Image Captioning

In this seminar you'll be going through the image captioning pipeline.

To begin with, let us download the dataset of image features from a pre-trained GoogleNet.



In [ ]:

    
###
### Or alternatevely
### !wget https://www.dropbox.com/s/3hj16b0fj6yw7cc/data.tar.gz?dl=1 -O data.tar.gz
### !tar -xvzf data.tar.gz
###

DATA_DIR = '/wrk/trng103/'

Data preprocessing



In [ ]:

    
%%time
# Read Dataset
import numpy as np
import os.path as osp
import pickle

img_codes = np.load(osp.join(DATA_DIR, "data/image_codes.npy"))
captions = pickle.load(open(osp.join(DATA_DIR, 'data/caption_tokens.pcl'), 'rb'))



In [ ]:

    
print ("each image code is a 1000-unit vector:", img_codes.shape)
print (img_codes[0,:10])
print ('\n\n')
print ("for each image there are 5-7 descriptions, e.g.:\n")
print ('\n'.join(captions[0]))



In [ ]:

    
#split descriptions into tokens
for img_i in range(len(captions)):
    for caption_i in range(len(captions[img_i])):
        sentence = captions[img_i][caption_i] 
        captions[img_i][caption_i] = ["#START#"]+sentence.split(' ')+["#END#"]



In [ ]:

    
# Build a Vocabulary
from collections import Counter
word_counts = Counter()

<Compute word frequencies for each word in captions. See code above for data structure>



In [ ]:

    
vocab  = ['#UNK#', '#START#', '#END#']
vocab += [k for k, v in word_counts.items() if v >= 5]
n_tokens = len(vocab)

assert 10000 <= n_tokens <= 10500

word_to_index = {w: i for i, w in enumerate(vocab)}



In [ ]:

    
PAD_ix = -1
UNK_ix = vocab.index('#UNK#')

#good old as_matrix for the third time
def as_matrix(sequences,max_len=None):
    max_len = max_len or max(map(len,sequences))
    
    matrix = np.zeros((len(sequences),max_len),dtype='int32')+PAD_ix
    for i,seq in enumerate(sequences):
        row_ix = [word_to_index.get(word,UNK_ix) for word in seq[:max_len]]
        matrix[i,:len(row_ix)] = row_ix
    
    return matrix



In [ ]:

    
#try it out on several descriptions of a random image
as_matrix(captions[1337])

Mah Neural Network



In [ ]:

    
# network shapes. 
CNN_FEATURE_SIZE = img_codes.shape[1]
EMBED_SIZE = 128 #pls change me if u want
LSTM_UNITS = 200 #pls change me if u want



In [ ]:

    
import theano
import theano.tensor as T



In [ ]:

    
# Input Variable
sentences = T.imatrix()# [batch_size x time] of word ids
image_vectors = T.matrix() # [batch size x unit] of CNN image features
sentence_mask = T.neq(sentences,PAD_ix)



In [ ]:

    
import lasagne
from lasagne.layers import *



In [ ]:

    
#network inputs
l_words = InputLayer((None,None),sentences )
l_mask = InputLayer((None,None),sentence_mask )

#embeddings for words 
l_word_embeddings = <apply word embedding. use EMBED_SIZE>

#cudos for using some pre-trained embedding :)



In [ ]:

    
# input layer for image features
l_image_features = InputLayer((None,CNN_FEATURE_SIZE),image_vectors )
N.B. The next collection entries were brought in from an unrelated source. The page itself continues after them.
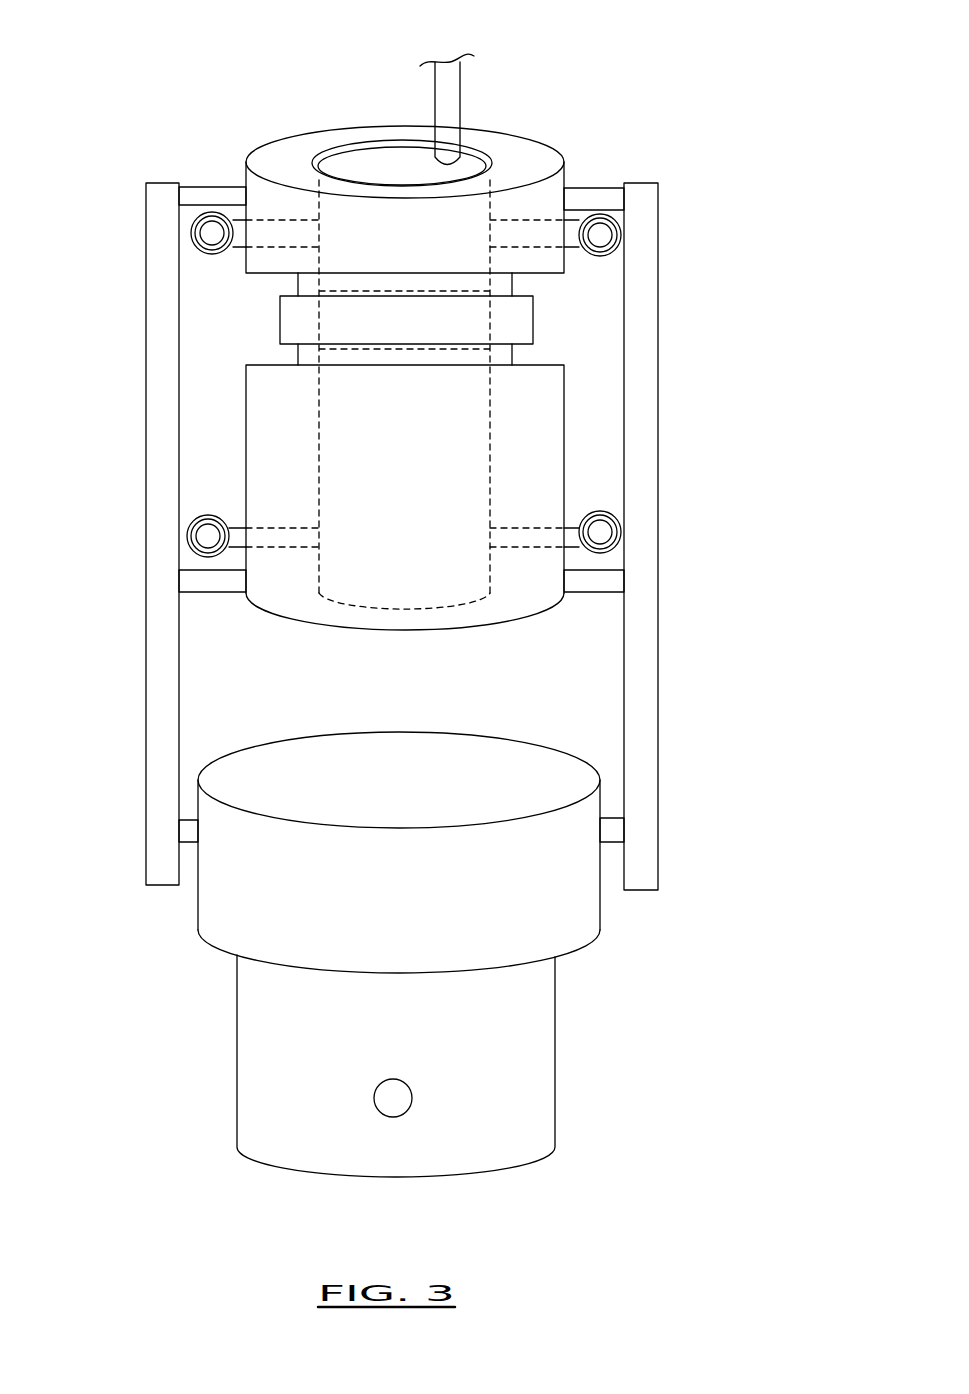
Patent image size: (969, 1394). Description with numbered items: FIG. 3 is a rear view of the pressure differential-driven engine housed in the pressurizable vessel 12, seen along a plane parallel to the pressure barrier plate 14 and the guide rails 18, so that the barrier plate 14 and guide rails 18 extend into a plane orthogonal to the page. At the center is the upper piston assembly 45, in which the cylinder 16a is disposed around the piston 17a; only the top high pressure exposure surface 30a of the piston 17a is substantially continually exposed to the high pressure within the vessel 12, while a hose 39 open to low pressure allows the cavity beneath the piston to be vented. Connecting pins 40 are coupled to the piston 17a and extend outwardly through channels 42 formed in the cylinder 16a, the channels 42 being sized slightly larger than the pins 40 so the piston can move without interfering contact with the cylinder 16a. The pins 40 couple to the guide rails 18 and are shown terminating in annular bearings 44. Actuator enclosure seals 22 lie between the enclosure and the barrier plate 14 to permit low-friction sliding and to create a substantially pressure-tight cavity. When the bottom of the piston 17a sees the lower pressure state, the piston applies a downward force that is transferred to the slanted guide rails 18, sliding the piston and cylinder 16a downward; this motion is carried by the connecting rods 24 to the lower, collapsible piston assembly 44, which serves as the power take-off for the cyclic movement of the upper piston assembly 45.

The pressurizable enclosure or vessel 12 is at (761, 1153).
The pressure barrier plate 14 is at (533, 325).
The cylinder 16a is at (537, 160).
The piston 17a is at (358, 163).
The guide or support rails 18 is at (213, 233).
The actuator enclosure seals 22 is at (512, 287).
The connecting rods 24 is at (146, 650).
The high pressure exposure surface 30a is at (403, 163).
The hose 39 is at (463, 68).
The connecting pins 40 is at (243, 187).
The channels 42 is at (267, 248).
The annular bearings / collapsible piston assembly 44 is at (212, 254).
The upper piston assembly 45 is at (273, 100).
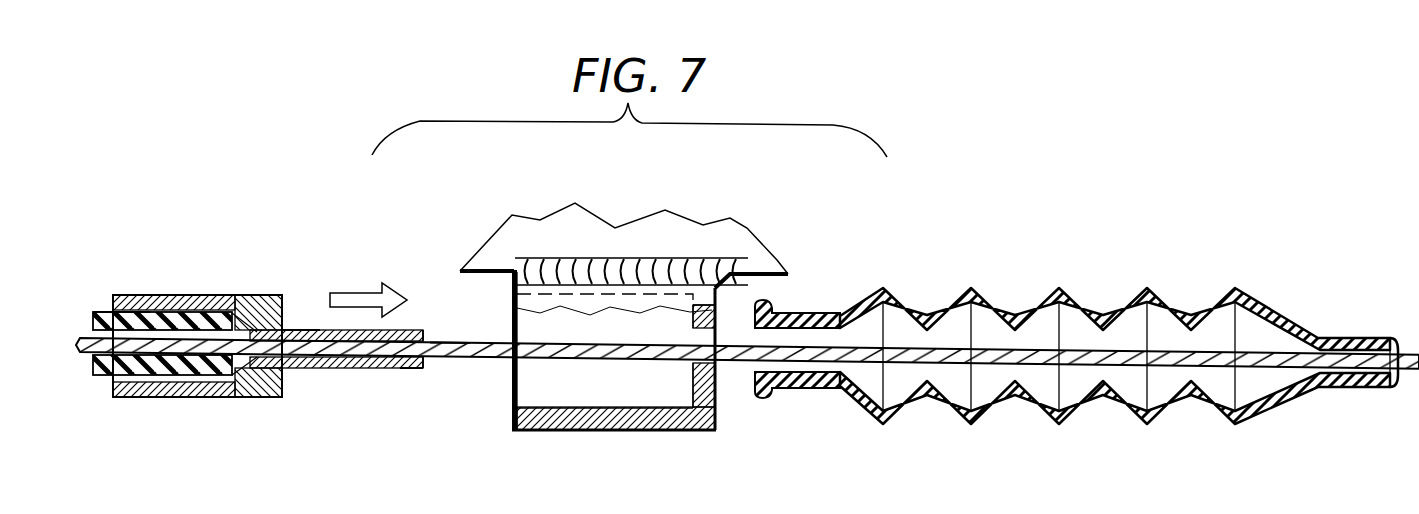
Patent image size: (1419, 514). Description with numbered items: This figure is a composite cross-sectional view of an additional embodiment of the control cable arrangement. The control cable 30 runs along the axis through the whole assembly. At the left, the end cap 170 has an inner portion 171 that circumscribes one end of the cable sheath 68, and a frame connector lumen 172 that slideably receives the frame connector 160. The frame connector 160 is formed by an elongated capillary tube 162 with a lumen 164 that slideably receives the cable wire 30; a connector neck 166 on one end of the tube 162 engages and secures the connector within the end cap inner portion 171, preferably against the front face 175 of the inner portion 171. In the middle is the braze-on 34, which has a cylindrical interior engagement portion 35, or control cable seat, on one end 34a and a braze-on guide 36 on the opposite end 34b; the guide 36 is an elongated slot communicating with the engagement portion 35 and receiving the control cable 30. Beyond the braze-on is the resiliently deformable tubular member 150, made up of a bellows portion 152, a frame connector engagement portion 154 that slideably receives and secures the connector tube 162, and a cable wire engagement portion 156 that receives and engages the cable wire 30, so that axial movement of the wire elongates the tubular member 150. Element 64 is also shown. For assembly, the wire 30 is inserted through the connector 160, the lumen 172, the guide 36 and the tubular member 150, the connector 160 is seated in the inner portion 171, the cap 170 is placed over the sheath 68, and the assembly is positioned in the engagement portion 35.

The control cable 30 is at (442, 343).
The braze-on 34 is at (602, 432).
The braze-on end 34a is at (517, 430).
The braze-on opposite end 34b is at (702, 432).
The engagement portion 35 is at (537, 405).
The braze-on guide 36 is at (700, 364).
The coil spring 64 is at (750, 243).
The cable sheath 68 is at (98, 378).
The tubular member 150 is at (963, 288).
The bellows portion 152 is at (1147, 290).
The frame connector engagement portion 154 is at (835, 289).
The cable wire engagement portion 156 is at (1373, 333).
The frame connector 160 is at (413, 370).
The capillary tube 162 is at (307, 370).
The lumen 164 is at (430, 358).
The connector neck 166 is at (257, 398).
The end cap 170 is at (180, 398).
The inner portion 171 is at (118, 312).
The frame connector lumen 172 is at (290, 328).
The front face 175 is at (248, 296).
#convert 1000 image features from googlenet to whatever LSTM_UNITS you have set
#it's also a good idea to add some dropout here and there
l_image_features_small = <convert l_image features to a shape equal to rnn hidden state. Also play with dropout/noize>

assert l_image_features_small.output_shape == (None,LSTM_UNITS)



In [ ]:

    
# Concatinate image features and word embedings in one sequence 
decoder = a recurrent layer (gru/lstm) with following checklist:
#    * takes word embeddings as an input
#    * has LSTM_UNITS units in the final layer
#    * has cell_init (or hid init for gru) set to converted image features
#    * mask_input = input_mask
#    * don't forget the grad clipping (~5-10)

#find out better recurrent architectures for bonus point



In [ ]:

    
# Decoding of rnn hiden states
from broadcast import BroadcastLayer,UnbroadcastLayer

#apply whatever comes next to each tick of each example in a batch. Equivalent to 2 reshapes
broadcast_decoder_ticks = BroadcastLayer(decoder,(0,1))
print "broadcasted decoder shape = ",broadcast_decoder_ticks.output_shape



In [ ]:

    
#predict probabilities for next tokens
predicted_probabilities_each_tick = <predict probabilities for each tick, using broadcasted_decoder_shape as an input. No reshaping needed here.>
# maybe a more complicated architecture will work better?



In [ ]:

    
#un-broadcast back into (batch,tick,probabilities)
predicted_probabilities = UnbroadcastLayer(predicted_probabilities_each_tick,
                                           broadcast_layer=broadcast_decoder_ticks)

print "output shape = ",predicted_probabilities.output_shape

#remove if you know what you're doing (e.g. 1d convolutions or fixed shape)
assert predicted_probabilities.output_shape == (None, None, 10373)

Some tricks

If you train large network, it is usually a good idea to make a 2-stage prediction
1. (large recurrent state) -> (bottleneck e.g. 256)
2. (bottleneck) -> (vocabulary size)
- this way you won't need to store/train (large_recurrent_state x vocabulary size) matrix
Also maybe use Hierarchical Softmax?
- https://gist.github.com/justheuristic/581853c6d6b87eae9669297c2fb1052d



In [ ]:

    
next_word_probas = <get network output>


predictions_flat = next_word_probas[:,:-1].reshape((-1,n_tokens))
reference_answers = sentences[:,1:].reshape((-1,))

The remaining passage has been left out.